You also get an early suspicion that Mother Ruth is a complicated figure. She has a demanding, no-nonsense attitude that blossoms once she is able to obtain leadership power. By the second half of the book, Allen has moved into Ruth’s later and more well-documented ministry as head of a school in New York that grew to be rather prestigious. There’s a whole chapter about how Madeliene L’Engle’s children attended there with L’Engle being part of the school for some time as her own fame began to grow.

Overshadowing all of this is Sister Mary’s complicated relationship with race. As the title The Strain of Other Blood might imply, Mary was biracial—biracial to the point of being White-passing, in fact. The title of the biography refers to Mary’s own term for her racial heritage. Mary was Black, yes, but her Blackness was also an “other.” Through the book, we see that as Mary obtains more power, she becomes Whiter—being marked as such on census forms and downplaying any connection to her Blackness. At one point in the biography, Allen relates talking to a Black former student at the school, now nearing their 70s, who was shocked to learn that their former headmistress was Black.

Allen also avoids hagiography, presenting Mother Ruth as a complicated authoritarian figure. Most of the former students she spoke with did not have fond memories of Ruth, instead pointing to her harsh disciplinarian nature. The final chapters detail Ruth’s final years, where she is forcibly ousted from control of the school, mistreats her caretakers, and refuses to reconcile with family. Yet, despite this, Allen seems to view Ruth as a positive figure with a strong faith and a determination to follow what she felt was God’s will.

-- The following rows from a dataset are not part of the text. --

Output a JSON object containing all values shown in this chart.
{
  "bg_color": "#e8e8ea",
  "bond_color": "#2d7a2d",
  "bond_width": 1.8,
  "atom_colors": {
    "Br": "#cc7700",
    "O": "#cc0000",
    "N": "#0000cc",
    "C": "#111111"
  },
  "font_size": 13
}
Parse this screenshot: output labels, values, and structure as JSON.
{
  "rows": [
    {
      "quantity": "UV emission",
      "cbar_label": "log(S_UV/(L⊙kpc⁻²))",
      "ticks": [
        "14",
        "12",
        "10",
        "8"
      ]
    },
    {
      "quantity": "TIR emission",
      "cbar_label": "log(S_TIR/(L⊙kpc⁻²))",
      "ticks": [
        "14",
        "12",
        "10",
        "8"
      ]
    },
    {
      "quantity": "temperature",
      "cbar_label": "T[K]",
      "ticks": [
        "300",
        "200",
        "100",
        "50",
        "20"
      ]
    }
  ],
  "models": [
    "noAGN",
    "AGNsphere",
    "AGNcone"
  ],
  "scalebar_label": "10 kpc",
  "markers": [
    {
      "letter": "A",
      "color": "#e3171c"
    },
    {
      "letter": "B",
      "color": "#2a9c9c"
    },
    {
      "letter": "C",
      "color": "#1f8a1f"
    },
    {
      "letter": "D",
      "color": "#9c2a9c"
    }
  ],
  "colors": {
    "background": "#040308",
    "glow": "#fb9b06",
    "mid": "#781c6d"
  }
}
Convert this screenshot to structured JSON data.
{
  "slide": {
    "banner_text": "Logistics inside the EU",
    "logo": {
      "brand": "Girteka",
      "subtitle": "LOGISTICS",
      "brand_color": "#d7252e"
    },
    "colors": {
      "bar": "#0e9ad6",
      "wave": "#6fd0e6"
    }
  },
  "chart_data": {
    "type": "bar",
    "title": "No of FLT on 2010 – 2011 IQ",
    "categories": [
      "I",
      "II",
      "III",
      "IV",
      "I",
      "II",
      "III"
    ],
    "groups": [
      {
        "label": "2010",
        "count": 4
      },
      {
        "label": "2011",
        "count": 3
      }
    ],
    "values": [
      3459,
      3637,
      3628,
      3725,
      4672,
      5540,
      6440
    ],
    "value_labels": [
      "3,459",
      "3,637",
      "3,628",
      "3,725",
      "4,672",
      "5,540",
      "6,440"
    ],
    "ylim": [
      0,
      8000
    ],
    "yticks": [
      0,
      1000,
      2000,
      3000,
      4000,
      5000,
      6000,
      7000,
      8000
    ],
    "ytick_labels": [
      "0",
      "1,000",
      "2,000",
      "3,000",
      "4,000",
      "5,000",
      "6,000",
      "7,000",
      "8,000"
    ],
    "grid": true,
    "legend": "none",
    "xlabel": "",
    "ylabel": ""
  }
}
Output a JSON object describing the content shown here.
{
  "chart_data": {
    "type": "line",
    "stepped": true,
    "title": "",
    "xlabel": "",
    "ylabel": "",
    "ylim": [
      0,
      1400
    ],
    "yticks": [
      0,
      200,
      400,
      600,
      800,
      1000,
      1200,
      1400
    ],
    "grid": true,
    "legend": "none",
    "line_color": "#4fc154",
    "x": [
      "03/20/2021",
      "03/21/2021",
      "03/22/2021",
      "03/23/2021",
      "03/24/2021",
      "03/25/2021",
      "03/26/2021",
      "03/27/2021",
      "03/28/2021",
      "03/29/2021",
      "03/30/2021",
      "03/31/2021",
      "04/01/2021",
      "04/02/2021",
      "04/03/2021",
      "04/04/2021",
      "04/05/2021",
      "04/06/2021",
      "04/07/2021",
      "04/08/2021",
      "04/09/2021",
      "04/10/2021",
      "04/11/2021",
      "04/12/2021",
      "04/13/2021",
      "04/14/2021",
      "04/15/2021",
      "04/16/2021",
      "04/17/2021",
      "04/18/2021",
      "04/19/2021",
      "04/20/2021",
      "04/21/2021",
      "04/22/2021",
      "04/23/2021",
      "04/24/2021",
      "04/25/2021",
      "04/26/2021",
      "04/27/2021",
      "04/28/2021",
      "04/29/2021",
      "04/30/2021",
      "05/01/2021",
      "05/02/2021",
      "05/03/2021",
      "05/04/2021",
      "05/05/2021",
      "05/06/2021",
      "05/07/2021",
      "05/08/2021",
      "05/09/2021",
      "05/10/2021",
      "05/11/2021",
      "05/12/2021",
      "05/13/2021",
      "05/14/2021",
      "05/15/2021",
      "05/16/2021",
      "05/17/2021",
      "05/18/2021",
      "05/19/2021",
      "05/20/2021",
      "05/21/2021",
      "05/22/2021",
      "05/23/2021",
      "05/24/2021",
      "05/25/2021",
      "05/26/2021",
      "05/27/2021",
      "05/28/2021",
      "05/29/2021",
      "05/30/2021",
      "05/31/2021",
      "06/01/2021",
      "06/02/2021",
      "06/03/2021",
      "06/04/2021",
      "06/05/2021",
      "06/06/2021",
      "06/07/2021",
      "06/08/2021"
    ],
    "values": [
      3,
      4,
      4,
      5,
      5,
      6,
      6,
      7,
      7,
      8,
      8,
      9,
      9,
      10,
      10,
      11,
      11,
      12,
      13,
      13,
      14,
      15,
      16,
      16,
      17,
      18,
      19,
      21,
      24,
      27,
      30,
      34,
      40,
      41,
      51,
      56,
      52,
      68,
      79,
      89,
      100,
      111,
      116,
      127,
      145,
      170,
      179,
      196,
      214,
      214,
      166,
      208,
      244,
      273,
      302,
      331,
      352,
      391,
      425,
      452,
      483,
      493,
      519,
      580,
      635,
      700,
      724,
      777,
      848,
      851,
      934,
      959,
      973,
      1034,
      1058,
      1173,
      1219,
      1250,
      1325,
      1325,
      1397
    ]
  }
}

There are definitely things I wish The Strain of Other Blood had done differently. Based on the title, I thought there would be more depth to the discussion of Ruth’s Blackness and her relationship to her ethnic heritage. It certainly seems to me that Ruth believed that the best way to succeed in life was to downplay her ethnic and familial background and become White. Was Ruth simply pragmatic? Did her pragmatism here lead to her obsessive authoritarianism elsewhere? Was her treatment of Black students as a school leader based on the trauma of racism in her past? There’s a lot to explore here that Allen, by focusing only on the biographical elements, touches on but never explores in much depth.

Allen also inserts herself into the biography at many points, weaving somewhat of a twin narrative of biography and memoir—a biography of Mother Ruth and a memoir of Allen’s experience in researching Ruth’s story. As Allen herself is a Black Episcopalian operating in majority White spaces, including spending time living in a convent, she has a similar experience with Ruth in being a racial minority within a religious order. Allen speaks about the troubling experience of living in a room termed a “cell” while being subject to someone called a “superior” and forced to live under strict guidelines while researching part of her book. This tie back to Ruth’s own experience and their shared racial trauma of ancestral enslavement forms a powerful concept within the book that Allen doesn’t develop in fulness.

All that said, it’s an interesting book about a deeply complex person that—as the length of this review shows—has led me to some deep thinking and reflection. If you have an interest in Mother Ruth, in Episcopal religious orders more broadly, or in women in religious leadership even more broadly, this may be something you would enjoy.